Zo’n tien jaar geleden was ik hoofdredacteur van een blad op het gebied van facilitair management. In die tijd zag ik nooit een schoonmaakonderwerp voorbijkomen. Eerlijk gezegd dacht ik daaraan toen zelf ook niet. Bij facilitaire opleidingen stond dit onderwerp ook op zijn zachts gezegd niet in de belangstelling. Je kon immers meer scoren met sexy onderwerpen als GBS, FMIS, lichtplan en security. Hoe is de stand van zaken tegenwoordig?
Door Leon van den Berg, redactielid Clean Totaal
De meeste schoonmakers hebben net als de rest van de beroepsbevolking vmbo/mbo-niveau. Daarom kijk ik eerst naar de mbo-opleidingen. Daarnaast zijn er HBO- en masterstudenten. De opleidingen daarvoor komen in het tweede deel van dit artikel aan bod. Een facility manager is erop gericht het wonen, werken en verblijven van mensen zo goed mogelijk te laten verlopen. Zijn werkveld omvat gebouwbeheer, catering, communicatie, bewaking & beveiliging, organisatiekunde, huisvesting, ICT, inkoop, logistiek, wagenparkbeheer, recht, bedrijfseconomie, marketing en schoonmaakonderhoud. Sneeuwt dit laatste werkveld onder in de opleidingen? Welnu, het viel niet mee om daarover informatie te krijgen. Eigenlijk best tekenend voor de aandacht voor schoonmaak. Ik kwam op mijn zoektocht regelmatig uit bij hoofden van de Facilitaire Dienst, terwijl mijn onderwerp onderwijskundig is. Misschien wel het beste bewijs dat schoonmaak in het onderwijsveld nog niet echt leeft.

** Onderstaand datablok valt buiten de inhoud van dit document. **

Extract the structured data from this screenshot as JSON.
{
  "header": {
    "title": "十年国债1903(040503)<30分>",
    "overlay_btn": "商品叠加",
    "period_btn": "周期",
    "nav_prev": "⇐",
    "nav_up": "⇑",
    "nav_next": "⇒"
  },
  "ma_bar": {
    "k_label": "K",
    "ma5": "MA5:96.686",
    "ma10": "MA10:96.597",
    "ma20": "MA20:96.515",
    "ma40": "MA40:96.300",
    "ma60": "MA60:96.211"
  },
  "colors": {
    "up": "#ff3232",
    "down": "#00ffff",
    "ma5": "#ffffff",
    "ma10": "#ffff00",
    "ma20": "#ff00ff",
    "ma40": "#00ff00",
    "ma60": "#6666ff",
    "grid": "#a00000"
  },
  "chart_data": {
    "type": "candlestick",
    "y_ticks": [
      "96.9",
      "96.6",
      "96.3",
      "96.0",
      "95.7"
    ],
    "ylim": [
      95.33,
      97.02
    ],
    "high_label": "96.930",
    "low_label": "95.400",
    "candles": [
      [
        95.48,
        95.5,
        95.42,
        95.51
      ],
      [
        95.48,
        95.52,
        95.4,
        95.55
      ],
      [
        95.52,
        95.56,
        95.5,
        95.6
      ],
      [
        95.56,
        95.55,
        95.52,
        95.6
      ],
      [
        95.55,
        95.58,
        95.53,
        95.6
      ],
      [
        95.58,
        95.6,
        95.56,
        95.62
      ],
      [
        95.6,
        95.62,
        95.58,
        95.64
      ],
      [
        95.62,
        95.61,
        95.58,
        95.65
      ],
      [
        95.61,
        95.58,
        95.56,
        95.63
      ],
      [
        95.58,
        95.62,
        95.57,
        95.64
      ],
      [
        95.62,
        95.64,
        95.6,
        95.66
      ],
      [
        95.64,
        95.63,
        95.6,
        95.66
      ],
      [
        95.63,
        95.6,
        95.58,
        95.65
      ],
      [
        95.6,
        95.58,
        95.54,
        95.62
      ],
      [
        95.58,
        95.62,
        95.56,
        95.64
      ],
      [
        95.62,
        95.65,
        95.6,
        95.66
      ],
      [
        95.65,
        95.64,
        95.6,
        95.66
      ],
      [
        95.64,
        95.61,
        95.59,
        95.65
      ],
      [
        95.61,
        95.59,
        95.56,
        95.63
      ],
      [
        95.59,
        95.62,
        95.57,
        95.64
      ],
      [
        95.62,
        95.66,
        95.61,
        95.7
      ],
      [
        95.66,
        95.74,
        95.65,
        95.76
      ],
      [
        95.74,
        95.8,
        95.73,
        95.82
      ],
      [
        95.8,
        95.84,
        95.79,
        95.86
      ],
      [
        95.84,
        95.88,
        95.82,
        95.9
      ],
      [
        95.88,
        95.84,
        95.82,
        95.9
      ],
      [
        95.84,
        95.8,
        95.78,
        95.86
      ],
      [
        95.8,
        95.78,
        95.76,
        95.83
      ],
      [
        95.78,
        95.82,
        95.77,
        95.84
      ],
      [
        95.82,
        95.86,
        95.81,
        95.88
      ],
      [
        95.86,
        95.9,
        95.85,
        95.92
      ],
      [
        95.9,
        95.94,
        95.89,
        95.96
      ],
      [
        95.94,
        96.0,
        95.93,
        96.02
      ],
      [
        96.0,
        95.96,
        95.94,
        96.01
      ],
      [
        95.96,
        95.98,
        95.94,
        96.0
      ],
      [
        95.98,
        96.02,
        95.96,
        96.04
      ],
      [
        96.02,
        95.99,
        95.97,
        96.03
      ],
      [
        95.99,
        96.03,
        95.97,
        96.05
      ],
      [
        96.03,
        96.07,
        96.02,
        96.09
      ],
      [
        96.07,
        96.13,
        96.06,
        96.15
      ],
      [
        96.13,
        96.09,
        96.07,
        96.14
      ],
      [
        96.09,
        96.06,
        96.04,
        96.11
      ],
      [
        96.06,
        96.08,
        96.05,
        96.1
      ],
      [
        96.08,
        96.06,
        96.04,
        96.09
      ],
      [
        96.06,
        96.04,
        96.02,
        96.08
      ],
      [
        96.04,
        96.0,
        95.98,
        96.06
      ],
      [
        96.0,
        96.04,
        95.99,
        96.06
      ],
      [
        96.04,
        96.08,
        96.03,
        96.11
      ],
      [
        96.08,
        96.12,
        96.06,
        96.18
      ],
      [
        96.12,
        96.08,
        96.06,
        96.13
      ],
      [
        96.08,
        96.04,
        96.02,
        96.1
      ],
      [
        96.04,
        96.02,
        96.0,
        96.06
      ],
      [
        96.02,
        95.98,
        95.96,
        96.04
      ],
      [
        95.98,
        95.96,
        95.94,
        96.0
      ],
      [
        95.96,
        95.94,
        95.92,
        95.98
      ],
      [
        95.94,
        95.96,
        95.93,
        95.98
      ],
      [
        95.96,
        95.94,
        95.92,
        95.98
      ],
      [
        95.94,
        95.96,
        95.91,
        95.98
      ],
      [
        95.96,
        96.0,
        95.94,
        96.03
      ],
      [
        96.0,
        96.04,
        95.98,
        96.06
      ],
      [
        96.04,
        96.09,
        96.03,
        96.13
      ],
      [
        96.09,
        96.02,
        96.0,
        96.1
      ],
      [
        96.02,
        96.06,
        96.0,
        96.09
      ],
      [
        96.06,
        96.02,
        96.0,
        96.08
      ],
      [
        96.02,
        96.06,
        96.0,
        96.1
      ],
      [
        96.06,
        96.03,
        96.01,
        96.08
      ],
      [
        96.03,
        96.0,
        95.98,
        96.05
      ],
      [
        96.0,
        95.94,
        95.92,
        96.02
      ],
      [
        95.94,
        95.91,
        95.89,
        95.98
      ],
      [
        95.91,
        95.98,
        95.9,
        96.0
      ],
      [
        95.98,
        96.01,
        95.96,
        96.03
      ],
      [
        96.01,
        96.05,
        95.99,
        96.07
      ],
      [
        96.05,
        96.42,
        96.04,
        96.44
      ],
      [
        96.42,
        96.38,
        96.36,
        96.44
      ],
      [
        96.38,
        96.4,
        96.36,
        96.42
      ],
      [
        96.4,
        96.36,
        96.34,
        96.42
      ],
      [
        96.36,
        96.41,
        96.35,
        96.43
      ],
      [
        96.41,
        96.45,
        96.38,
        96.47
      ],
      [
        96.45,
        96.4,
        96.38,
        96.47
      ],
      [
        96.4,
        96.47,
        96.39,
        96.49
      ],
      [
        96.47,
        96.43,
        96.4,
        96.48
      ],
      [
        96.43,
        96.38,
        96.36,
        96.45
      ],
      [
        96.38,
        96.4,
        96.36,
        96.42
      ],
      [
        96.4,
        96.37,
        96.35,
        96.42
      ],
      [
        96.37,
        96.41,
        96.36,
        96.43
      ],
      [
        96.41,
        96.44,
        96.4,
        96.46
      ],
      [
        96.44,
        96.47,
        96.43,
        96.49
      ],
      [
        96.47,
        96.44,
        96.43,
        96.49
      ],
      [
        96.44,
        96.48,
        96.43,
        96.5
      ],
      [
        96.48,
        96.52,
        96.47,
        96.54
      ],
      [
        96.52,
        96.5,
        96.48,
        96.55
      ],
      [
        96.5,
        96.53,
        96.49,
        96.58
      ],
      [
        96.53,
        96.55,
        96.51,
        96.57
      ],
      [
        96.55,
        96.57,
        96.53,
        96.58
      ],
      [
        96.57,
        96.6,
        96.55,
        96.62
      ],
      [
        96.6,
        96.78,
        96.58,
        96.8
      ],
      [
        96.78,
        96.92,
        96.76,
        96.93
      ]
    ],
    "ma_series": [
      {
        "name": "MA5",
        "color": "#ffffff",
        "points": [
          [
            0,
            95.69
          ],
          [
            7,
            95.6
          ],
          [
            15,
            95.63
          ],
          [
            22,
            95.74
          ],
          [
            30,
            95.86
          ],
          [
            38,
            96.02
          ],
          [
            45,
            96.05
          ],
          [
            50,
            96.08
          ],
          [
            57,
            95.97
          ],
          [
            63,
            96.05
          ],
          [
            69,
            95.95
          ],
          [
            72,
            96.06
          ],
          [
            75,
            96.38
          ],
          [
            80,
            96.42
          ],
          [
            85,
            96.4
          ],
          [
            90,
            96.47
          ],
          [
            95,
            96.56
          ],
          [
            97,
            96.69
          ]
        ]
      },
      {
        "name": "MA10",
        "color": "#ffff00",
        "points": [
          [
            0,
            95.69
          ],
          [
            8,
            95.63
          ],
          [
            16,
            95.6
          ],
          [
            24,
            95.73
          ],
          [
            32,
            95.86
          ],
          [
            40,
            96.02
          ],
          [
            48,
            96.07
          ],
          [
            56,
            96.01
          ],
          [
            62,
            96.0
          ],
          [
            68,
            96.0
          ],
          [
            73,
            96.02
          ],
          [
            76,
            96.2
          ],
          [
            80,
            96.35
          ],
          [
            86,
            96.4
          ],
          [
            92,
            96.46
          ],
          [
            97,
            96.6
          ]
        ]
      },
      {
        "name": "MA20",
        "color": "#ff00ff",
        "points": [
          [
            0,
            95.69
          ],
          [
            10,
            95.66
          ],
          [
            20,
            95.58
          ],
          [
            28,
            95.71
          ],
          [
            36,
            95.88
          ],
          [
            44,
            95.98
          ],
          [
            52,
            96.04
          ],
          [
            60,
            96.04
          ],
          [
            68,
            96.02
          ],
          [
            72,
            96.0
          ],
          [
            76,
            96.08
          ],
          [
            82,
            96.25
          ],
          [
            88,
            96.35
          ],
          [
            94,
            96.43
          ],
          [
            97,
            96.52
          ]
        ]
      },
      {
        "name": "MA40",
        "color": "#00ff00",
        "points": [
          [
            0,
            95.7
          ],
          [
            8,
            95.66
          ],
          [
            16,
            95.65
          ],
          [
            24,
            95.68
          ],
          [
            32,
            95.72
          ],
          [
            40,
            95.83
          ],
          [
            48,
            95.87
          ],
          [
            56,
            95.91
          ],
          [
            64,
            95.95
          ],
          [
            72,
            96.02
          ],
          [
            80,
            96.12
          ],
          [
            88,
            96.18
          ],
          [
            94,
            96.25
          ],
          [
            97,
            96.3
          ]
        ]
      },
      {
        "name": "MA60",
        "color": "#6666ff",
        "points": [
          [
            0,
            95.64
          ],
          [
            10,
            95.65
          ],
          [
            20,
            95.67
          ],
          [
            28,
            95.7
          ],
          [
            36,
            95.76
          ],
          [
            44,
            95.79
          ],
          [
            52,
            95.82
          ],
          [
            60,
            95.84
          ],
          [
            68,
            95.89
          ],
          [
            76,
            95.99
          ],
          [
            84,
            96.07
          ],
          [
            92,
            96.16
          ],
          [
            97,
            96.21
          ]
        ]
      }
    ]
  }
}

“Uit het tijdsbeslag kun je opmaken dat schoonmaak een klein deel is van de totale opleiding”
Mbo – ROC’s
Wout Zonneveld is teamcoördinator van de opleiding Facilitaire Dienstverlening aan het Haagse Mondriaan College. “Of schoonmaak een rol speelt binnen de FD-opleiding is afhankelijk van het niveau. In niveau 2 is het een van de werkprocessen die gedurende een half jaar twee uur per week aan bod komt. Het is ook onderdeel van de stage. Uit het tijdsbeslag kun je al wel opmaken dat het een klein onderdeel is van de totale opleiding. Daarnaast hebben wij een opleiding op niveau 4 en dan spreek je over leidinggevend niveau. Daarin speelt schoonmaak geen enkele rol als opleidingsonderdeel.
Daartussen zit niveau 3 en dan spreek je over een opleiding tot objectleider binnen de facilitaire dienstverleningen. Die opleiding is echter tot dusver niet van de grond gekomen.” In de onlinebrochure verwoordt deze reguliere ROC het vak als volgt: “Tijdens de facilitaire opleidingen krijg je te maken met bijvoorbeeld: beveiliging, Arbo, gebouwenbeheer, brandpreventie, opslag, inkoop en nog veel meer.” Onder dat laatste zal dan wel schoonmaakonderhoud vallen. Schoonmaak wordt dus niet expliciet genoemd. Samenvattend kun je dus inderdaad concluderen dat kennis van schoonmaak uitsluitend op uitvoerend niveau deel uit maakt van het curriculum, maar dat leidinggevenden er dus kennelijk weinig van af weten als ze klaar zijn met hun opleiding als zij direct zijn ingestroomd. Volgt men een lange opleidingsroute van niveau 1 naar niveau 4 is die situatie natuurlijk anders.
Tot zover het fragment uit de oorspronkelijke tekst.